You know that feeling you get when someone gives you advice that you don't care about at the time but turns out to be prophetic? I just had that experience...
Boxes
Even though my background includes a significant amount of experience with artificial intelligence algorithms, I rarely use AI systems in my day-to-day work. The reason has to do with repeatability and provability. The various types of neural networks are relatively easy to construct and train, but act as black-box systems. You know the input, you see the output, but you don't know how the system generated the output from the input. Moreover, if you train a neural network with different initial weights or a different order through the training set, then it will result in a different learned configuration.
While black-box AI systems may generate accurate results, the training process is NP-complete -- you don't know ahead of time how much training it will take or whether it can actually learn. Moreover, these systems can be very good at memorizing training sets. Don't over-train your black box unless you want it to memorize the training set and completely screw up on the testing set.
In contrast to neural networks, fuzzy logic and genetic algorithms are gray box systems. You kinda know how they work. Given the input, it generates output and you can see how it came up with the output decision. However, barring very simple fuzzy logic systems, you cannot really tell what the output will be until you run the input though the system. You can see how it made the decision, but not before running it.
Finally, there are white-box AI systems like Bayesian networks. You know the input, the output, and how it will make the decision. The only real problem here is configuring the system. Since you need to know the probabilities, you really only have two choices. You could compute the probabilities before hand, but this requires you to have enough data to statistically compute the probabilities and be able to characterize the various statistical factors. The other choice is to use a gray-box or black-box system to learn the probabilities, in which case the probabilities may not be provable or optimal.
Dusting Off
I recently had a need for "a solution", where "provable" and "deterministic" are not requirements. This is a perfect situation for using AI. I wrote my own AI library many years ago. Basically, I didn't like any of the existing systems (not flexible enough for my own needs) and it was easier to build my own than adapt around existing systems. However, it has been years since I used it and I only vaguely remember the configuration options.
A couple of things really surprised me. First, my AI library was written in 1990 and last maintained in 1996. (Last bug fix was in 1994.) I didn't even know if it would compile with the latest GCC. My first surprise was that it compiled cleanly with "gcc -Wall". It even passed its benchmark and regression tests.

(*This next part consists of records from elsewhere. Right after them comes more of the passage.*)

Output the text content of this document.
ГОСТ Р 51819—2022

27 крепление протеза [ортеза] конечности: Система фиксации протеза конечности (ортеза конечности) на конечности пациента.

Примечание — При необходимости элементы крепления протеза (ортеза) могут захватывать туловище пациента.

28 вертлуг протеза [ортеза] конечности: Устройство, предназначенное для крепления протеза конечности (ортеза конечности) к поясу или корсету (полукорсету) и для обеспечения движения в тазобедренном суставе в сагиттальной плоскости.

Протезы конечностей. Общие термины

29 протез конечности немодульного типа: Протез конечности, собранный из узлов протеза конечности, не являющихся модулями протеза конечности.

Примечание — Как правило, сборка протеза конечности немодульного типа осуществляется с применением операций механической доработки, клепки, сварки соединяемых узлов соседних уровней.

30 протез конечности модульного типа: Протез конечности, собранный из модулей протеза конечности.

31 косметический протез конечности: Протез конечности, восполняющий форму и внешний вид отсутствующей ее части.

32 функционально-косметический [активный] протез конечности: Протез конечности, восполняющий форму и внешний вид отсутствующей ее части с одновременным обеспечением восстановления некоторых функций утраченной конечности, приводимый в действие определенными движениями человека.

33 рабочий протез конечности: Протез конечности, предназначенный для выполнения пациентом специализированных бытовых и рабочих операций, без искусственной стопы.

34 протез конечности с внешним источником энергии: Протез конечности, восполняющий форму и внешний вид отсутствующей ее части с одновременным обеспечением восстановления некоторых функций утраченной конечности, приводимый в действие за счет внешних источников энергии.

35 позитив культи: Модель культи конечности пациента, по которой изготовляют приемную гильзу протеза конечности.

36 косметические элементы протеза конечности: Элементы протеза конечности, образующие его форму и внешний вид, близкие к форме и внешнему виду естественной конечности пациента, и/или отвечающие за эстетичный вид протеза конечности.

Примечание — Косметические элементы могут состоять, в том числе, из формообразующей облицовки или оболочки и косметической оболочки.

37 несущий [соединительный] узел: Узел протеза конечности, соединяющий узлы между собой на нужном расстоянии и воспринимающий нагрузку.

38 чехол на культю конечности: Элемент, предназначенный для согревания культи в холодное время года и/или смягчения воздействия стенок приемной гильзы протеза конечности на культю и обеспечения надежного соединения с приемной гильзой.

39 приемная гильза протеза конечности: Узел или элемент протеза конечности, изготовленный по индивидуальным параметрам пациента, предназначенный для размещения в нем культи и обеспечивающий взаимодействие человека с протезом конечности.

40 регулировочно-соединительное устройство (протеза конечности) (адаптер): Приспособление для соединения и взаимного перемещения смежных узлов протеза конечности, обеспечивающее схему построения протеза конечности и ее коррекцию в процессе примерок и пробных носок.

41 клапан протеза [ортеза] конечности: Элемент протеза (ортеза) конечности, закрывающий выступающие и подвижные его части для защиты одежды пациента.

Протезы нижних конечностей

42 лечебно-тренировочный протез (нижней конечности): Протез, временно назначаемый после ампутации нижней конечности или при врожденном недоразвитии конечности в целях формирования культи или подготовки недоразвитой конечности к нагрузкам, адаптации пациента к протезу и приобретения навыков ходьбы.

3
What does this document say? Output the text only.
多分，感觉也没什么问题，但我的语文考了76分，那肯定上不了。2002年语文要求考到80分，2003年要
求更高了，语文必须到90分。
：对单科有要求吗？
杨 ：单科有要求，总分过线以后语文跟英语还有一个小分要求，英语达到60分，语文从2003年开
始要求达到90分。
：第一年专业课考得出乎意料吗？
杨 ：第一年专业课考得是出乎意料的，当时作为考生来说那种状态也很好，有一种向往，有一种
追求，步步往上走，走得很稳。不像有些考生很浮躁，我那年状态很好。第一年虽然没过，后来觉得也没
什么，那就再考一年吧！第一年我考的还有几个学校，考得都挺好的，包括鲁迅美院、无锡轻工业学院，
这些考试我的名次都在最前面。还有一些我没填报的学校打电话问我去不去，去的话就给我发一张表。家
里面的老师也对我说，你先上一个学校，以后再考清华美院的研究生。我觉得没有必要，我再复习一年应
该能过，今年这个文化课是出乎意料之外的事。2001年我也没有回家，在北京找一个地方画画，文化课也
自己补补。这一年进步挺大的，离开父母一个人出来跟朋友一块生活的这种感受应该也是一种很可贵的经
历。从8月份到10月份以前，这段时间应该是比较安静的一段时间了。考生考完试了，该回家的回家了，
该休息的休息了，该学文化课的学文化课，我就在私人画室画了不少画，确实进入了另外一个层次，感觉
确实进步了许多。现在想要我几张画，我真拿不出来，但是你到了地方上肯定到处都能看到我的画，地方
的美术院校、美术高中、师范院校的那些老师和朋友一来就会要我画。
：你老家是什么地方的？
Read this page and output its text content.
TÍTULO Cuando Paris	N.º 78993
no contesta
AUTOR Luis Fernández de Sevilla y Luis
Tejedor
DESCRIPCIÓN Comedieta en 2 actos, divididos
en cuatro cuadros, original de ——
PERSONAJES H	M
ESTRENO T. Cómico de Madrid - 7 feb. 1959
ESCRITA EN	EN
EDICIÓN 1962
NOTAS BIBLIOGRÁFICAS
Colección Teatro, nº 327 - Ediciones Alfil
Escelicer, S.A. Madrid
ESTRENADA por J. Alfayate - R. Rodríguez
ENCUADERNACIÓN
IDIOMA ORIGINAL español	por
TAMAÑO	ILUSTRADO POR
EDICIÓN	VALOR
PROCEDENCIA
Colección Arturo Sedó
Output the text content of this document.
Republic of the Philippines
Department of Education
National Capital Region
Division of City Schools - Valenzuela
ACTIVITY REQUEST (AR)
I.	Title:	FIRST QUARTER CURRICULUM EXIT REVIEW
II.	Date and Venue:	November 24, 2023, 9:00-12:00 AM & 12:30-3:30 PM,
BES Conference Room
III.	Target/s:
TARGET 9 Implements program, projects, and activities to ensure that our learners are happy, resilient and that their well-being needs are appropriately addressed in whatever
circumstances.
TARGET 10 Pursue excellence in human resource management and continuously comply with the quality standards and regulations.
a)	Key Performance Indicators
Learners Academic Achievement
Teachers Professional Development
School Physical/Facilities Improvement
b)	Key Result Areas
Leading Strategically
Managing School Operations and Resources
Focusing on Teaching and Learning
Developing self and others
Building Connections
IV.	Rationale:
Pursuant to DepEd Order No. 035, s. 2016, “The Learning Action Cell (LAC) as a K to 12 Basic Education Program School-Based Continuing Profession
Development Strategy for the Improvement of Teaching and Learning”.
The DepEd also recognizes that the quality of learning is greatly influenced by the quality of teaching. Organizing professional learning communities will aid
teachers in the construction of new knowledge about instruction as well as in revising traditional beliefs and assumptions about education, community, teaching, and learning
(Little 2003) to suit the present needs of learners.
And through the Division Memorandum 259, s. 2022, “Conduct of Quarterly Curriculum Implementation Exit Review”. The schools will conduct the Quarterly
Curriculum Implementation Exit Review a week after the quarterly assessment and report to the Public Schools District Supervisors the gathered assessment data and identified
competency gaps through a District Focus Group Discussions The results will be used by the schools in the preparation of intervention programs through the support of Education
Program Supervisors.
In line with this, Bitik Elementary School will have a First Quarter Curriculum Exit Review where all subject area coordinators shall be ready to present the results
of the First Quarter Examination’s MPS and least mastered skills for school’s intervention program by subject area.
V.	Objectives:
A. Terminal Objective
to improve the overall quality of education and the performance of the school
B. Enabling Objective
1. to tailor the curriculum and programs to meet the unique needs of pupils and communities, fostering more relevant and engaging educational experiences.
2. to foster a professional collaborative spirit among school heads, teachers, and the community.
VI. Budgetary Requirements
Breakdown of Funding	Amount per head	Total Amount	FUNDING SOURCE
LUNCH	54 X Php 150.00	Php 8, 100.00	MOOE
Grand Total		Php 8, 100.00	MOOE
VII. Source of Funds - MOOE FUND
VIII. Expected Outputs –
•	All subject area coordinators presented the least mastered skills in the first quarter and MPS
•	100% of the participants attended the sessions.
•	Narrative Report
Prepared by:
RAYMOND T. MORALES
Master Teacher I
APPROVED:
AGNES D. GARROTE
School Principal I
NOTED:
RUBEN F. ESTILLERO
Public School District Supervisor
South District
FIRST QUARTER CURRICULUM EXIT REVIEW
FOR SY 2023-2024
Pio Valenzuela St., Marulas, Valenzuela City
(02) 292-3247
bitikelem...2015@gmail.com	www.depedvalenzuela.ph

As I gawked at the output, I thought, "This is great! I wish I remembered how it worked!" Then I looked at the source code... There are huge paragraphs that describe how every function works and how to use it. Completely documented. Even the variables have reasonable names: no "int i,j" or "float q[12]" or "double phi,theta". Instead the variables have names like 'CutoffThreshold' and 'float *weights; /* network weight matrix */'. The comments even cite books and pages as references.
Way Back When...
I had a professor back in college who drilled "style" into all of us. He had three basic rules that, if broken, would result in a zero on your homework.
- Always comment your code. If the code is more complex than a simple loop, then describe what it does.
- C permits 64-character variable names (well, it did back then). Variable names should be descriptive and not generic. Single letter variables (i, j, x, y) are only permitted for very short loops. Greek letters should never be used for variable names unless you are programming in Greece.
- Don't use features specific to a compiler or operating system. Stick with portable standards. If you must use something specific, encapsulate it so a replacement won't impact the rest of the code.
We obeyed because we wanted to pass the class. However, the lesson was never lost on me. I still "over-comment" my code.
I looked up my notes and found a great quote from the professor (from notes I took in 1988): "Always comment your code because you never know when you will refer to something you wrote 20 years earlier." Wow -- he even nailed the duration.